Comparative Example 5 Same shape as the drill used in Example 2, but entirely made of WO94
A cutting test was conducted using a material made of cemented carbide having a composition of 8% by weight and 8% by weight of Oo and coated with the same coating as in Example 2. When the material to be cut and the conditions were the same as in Example 2, the test results showed that 88 holes were cut at the point where they were machined.
Further cutting is no longer possible.

Comparison N6 A test similar to the cutting test of Example 8 was performed, except for the material of the chip, and the entire chip was tested? 1080% by weight, 15% by weight of nickel,
Change to cermet consisting of molyb weight% weight curse composition,
The experiment was carried out using a chip coated with a coating similar to that of Example 8. As a result, the cutting edge broke off after cutting 48 pieces of workpiece material, making further cutting impossible.

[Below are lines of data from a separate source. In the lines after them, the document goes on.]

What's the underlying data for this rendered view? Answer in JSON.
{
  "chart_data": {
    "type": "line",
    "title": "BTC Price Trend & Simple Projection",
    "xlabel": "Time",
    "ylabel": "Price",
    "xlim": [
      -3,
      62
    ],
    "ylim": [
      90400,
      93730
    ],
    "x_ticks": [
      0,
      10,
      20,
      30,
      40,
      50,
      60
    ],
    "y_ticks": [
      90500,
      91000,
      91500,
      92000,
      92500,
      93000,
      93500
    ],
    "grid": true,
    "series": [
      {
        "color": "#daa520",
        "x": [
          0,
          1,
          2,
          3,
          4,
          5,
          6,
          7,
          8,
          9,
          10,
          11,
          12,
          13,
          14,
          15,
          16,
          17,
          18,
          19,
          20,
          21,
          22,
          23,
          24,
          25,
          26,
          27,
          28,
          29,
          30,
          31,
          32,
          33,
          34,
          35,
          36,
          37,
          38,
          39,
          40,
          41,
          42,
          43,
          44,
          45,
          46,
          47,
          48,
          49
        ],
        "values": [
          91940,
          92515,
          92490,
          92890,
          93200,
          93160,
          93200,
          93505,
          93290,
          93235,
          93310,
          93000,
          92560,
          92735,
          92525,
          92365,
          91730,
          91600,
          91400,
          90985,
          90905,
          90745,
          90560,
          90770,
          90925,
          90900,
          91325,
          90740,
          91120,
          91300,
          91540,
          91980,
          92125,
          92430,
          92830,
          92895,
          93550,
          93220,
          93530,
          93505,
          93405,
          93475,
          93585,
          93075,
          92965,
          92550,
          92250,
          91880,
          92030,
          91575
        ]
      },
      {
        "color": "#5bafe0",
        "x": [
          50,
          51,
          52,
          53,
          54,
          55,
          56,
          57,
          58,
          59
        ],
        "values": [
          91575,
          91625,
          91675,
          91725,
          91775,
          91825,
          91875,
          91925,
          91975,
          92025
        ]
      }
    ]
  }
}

This cutting number is
The number of pieces cut in Example 8 is 1/8 or less, and Example 8
In contrast, it was determined that further cutting was possible in the case of
It is understood that the ratio is lower.

Comparison N7 Only the coating of the cutting tool used in Example 1 was coated with tantalum nitride [hereinafter TaN] with a thickness of 8 μm by OVD.
A cutting test similar to that in Example 1 was conducted using the same material as in Example 1. As a result, the cutting edge broke off after cutting the work material for 8 minutes, making it impossible to carry out further cutting. It was observed that the TaN coating had peeled off in the vicinity of the defective portion, and it was determined that the coating lacked compatibility with the sintered body containing high-pressure phase boron nitride.

Example 4 The first coating of the tool used in Comparative Example) was 8 μm thick.
A cutting test similar to that in Example 1 was conducted using a tool in which the surface of a sintered body containing high-pressure phase boron nitride was coated with TiN and TaO was further coated with a thickness of 8 μm. As a result, it withstood repeated cutting for a total of one hour without any problems, and the flank wear of the cutting edge was 0.1J? It was m.

As described above in detail, the present invention is an industrially useful invention that can extend the life of a cutting tool whose cutting edge is equipped with a sintered body containing high-pressure phase boron nitride.

Claims (1)

[Claims] 1. In a cutting tool equipped with a sintered body containing high-pressure phase boron nitride at the cutting edge, the surface of the sintered body containing high-pressure phase boron nitride is coated with one type selected from the group consisting of titanium nitride, titanium carbide, and aluminum oxide. A cutting tool characterized by being coated with two or more types of materials, or coated with those coating materials and further coated with tantalum carbide.